Putin Says U.S. Using Ukrainians as 'Cannon Fodder', Trying to Prolong War

Vladimir Putin has reiterated his criticism of the U.S. in a speech in which he accused Washington of trying to "prolong" the conflict in Ukraine and condemned the recent visit to Taiwan by House Speaker Nancy Pelosi.

At the Moscow International Security Conference, the Russian leader took aim at "western globalist elites" which he said were "provoking chaos, inciting old and new conflicts," as well as trying "to preserve the hegemony and power that is slipping out of their hands."

He said that the United States "and its vassals crudely interfere in the internal affairs of sovereign states," as he accused them of organizing "provocations, coups, civil wars" while "threats, blackmail and pressure try to force independent states to submit to their will."

"The so-called collective west is purposely destroying the European security system," Putin said on Tuesday, before returning to his repeated criticism of NATO for "building up its military infrastructure."

Russian President Vladimir Putin
Russian President Vladimir Putin at the International Military Technical Forum 'Army 2022', on August 15, 2022, in Kubinka, outside Moscow, Russia. The next day, he told a Moscow security forum that the U.S. is trying to "prolong" the conflict in Ukraine. Getty Images

He said that for the West to "maintain their hegemony" they made the people of Ukraine "cannon fodder," ignored the spread of "Neo-Nazi ideology"—in reference to one of his justifications for his invasion—and "continue to pump the Kyiv regime with weapons."

"The situation in Ukraine shows that the U.S. is trying to prolong this conflict," Putin said, as he condemned Washington's policies in other parts of the world.

"As you know, recently the United States once again deliberately tried to add fuel to the fire and stir up the situation in the Asia-Pacific region," he said, in reference to Pelosi's visit to Taiwan on August 2.

This trip caused anger in Beijing, which responded by ordering military drills around the self-governing island that it claims as part of China. Putin is a close ally of Chinese leader Xi Jinping, whose backing has helped him weather global criticism of his invasion of Ukraine.

Pelosi's trip, in Putin's view, was not just one by an "irresponsible politician" but a "carefully planned provocation" as well as part of a "conscious U.S. strategy to destabilize" that part of the world.

It was also a "a brazen demonstration of disrespect for the sovereignty of other countries and for its international obligations," Putin said in the speech whose video and transcript were available on the Kremlin website.
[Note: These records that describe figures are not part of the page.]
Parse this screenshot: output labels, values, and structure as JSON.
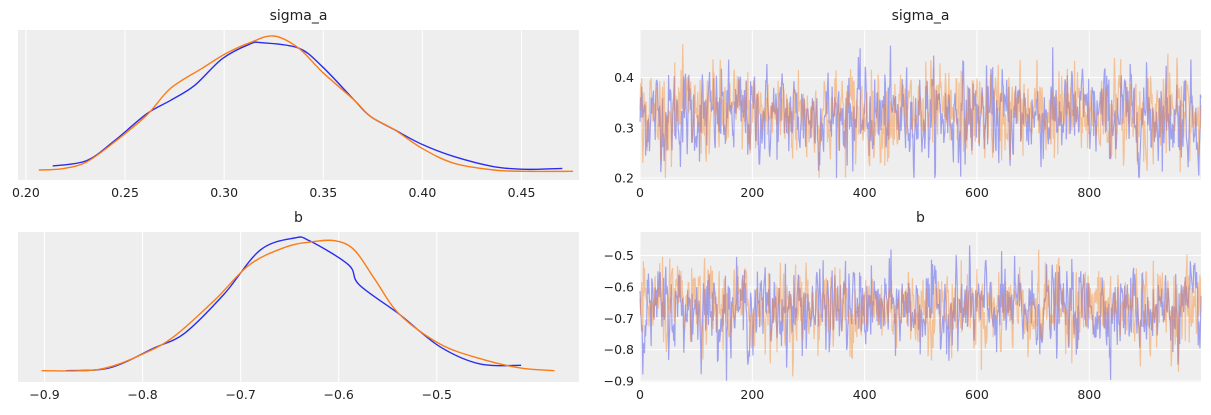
{
  "colors": {
    "chain_0": "#2a2eec",
    "chain_1": "#fa7c17",
    "background": "#eeeeee",
    "grid": "#ffffff"
  },
  "chart_data": [
    {
      "type": "line",
      "title": "sigma_a",
      "kind": "density",
      "xlim": [
        0.196,
        0.479
      ],
      "xticks": [
        "0.20",
        "0.25",
        "0.30",
        "0.35",
        "0.40",
        "0.45"
      ],
      "xtick_values": [
        0.2,
        0.25,
        0.3,
        0.35,
        0.4,
        0.45
      ],
      "y_label_hidden": true,
      "grid": true,
      "series": [
        {
          "x": [
            0.2135,
            0.2306,
            0.2448,
            0.261,
            0.273,
            0.285,
            0.299,
            0.313,
            0.319,
            0.3375,
            0.3496,
            0.3657,
            0.3738,
            0.386,
            0.4,
            0.416,
            0.436,
            0.452,
            0.4706
          ],
          "y": [
            0.03,
            0.07,
            0.22,
            0.42,
            0.52,
            0.63,
            0.83,
            0.94,
            0.95,
            0.91,
            0.77,
            0.52,
            0.4,
            0.3,
            0.19,
            0.1,
            0.025,
            0.005,
            0.012
          ]
        },
        {
          "x": [
            0.2065,
            0.2185,
            0.2306,
            0.2448,
            0.261,
            0.273,
            0.289,
            0.301,
            0.313,
            0.325,
            0.3375,
            0.3496,
            0.3657,
            0.3738,
            0.386,
            0.4,
            0.416,
            0.436,
            0.452,
            0.476
          ],
          "y": [
            0.0,
            0.01,
            0.06,
            0.21,
            0.41,
            0.61,
            0.76,
            0.87,
            0.95,
            1.0,
            0.91,
            0.73,
            0.52,
            0.4,
            0.3,
            0.16,
            0.05,
            0.0,
            -0.01,
            -0.01
          ]
        }
      ]
    },
    {
      "type": "line",
      "title": "sigma_a",
      "kind": "trace",
      "xlim": [
        0,
        999
      ],
      "ylim": [
        0.196,
        0.495
      ],
      "xticks": [
        "0",
        "200",
        "400",
        "600",
        "800"
      ],
      "xtick_values": [
        0,
        200,
        400,
        600,
        800
      ],
      "yticks": [
        "0.2",
        "0.3",
        "0.4"
      ],
      "ytick_values": [
        0.2,
        0.3,
        0.4
      ],
      "grid": true,
      "n_draws": 1000,
      "series": [
        {
          "mean": 0.325,
          "sd": 0.045
        },
        {
          "mean": 0.328,
          "sd": 0.045
        }
      ]
    },
    {
      "type": "line",
      "title": "b",
      "kind": "density",
      "xlim": [
        -0.927,
        -0.355
      ],
      "xticks": [
        "−0.9",
        "−0.8",
        "−0.7",
        "−0.6",
        "−0.5"
      ],
      "xtick_values": [
        -0.9,
        -0.8,
        -0.7,
        -0.6,
        -0.5
      ],
      "y_label_hidden": true,
      "grid": true,
      "series": [
        {
          "x": [
            -0.878,
            -0.834,
            -0.788,
            -0.757,
            -0.717,
            -0.68,
            -0.645,
            -0.63,
            -0.59,
            -0.579,
            -0.538,
            -0.497,
            -0.456,
            -0.414
          ],
          "y": [
            0.01,
            0.03,
            0.18,
            0.29,
            0.58,
            0.91,
            1.0,
            0.98,
            0.8,
            0.65,
            0.43,
            0.19,
            0.06,
            0.05
          ]
        },
        {
          "x": [
            -0.903,
            -0.844,
            -0.798,
            -0.767,
            -0.726,
            -0.691,
            -0.655,
            -0.629,
            -0.604,
            -0.584,
            -0.563,
            -0.538,
            -0.497,
            -0.456,
            -0.415,
            -0.38
          ],
          "y": [
            0.01,
            0.02,
            0.14,
            0.27,
            0.54,
            0.8,
            0.93,
            0.97,
            0.98,
            0.91,
            0.69,
            0.43,
            0.21,
            0.1,
            0.03,
            0.01
          ]
        }
      ]
    },
    {
      "type": "line",
      "title": "b",
      "kind": "trace",
      "xlim": [
        0,
        999
      ],
      "ylim": [
        -0.903,
        -0.425
      ],
      "xticks": [
        "0",
        "200",
        "400",
        "600",
        "800"
      ],
      "xtick_values": [
        0,
        200,
        400,
        600,
        800
      ],
      "yticks": [
        "−0.5",
        "−0.6",
        "−0.7",
        "−0.8",
        "−0.9"
      ],
      "ytick_values": [
        -0.5,
        -0.6,
        -0.7,
        -0.8,
        -0.9
      ],
      "grid": true,
      "n_draws": 1000,
      "series": [
        {
          "mean": -0.668,
          "sd": 0.065
        },
        {
          "mean": -0.665,
          "sd": 0.065
        }
      ]
    }
  ]
}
In response to Putin's comments, a U.S. State Department spokesperson said that Putin's accusations of U.S. interference in foreign countries "is beyond disingenuous."

"Putin invaded Ukraine," the spokesperson said. "This is a classic Russian shell game of shifting blame. All the steps we have taken since Putin launched his premeditated full-scale invasion have been to support the people brutalized by Moscow's war and increase pressure on the Kremlin to end its aggression immediately.

"Before Putin's forces invaded, we consistently spoke of the two paths Russia can choose—dialogue and diplomacy or escalation and massive consequences. We made genuine and sincere efforts to pursue the former, which we vastly preferred, but Putin chose war."

Putin's railing at the West in general and the U.S., in particular, come as the Russian Embassy in Washington accused Washington of increasing the threat of nuclear conflict.

In a post on Telegram that was reported by Russian news agencies, the mission criticized the U.S. withdrawal from agreements such as the Intermediate-Range Nuclear Forces Treaty (INF) nuclear disarmament deal and the U.S. arming of Ukraine.

It said that Washington's "steps to further engage in a hybrid confrontation with Russia in the context of the Ukrainian crisis" raise the possibility of "unpredictable escalation and a direct military clash of nuclear powers."

Update 08/16/22, 12:45 p.m. ET: This article was updated with a response from the U.S. State Department.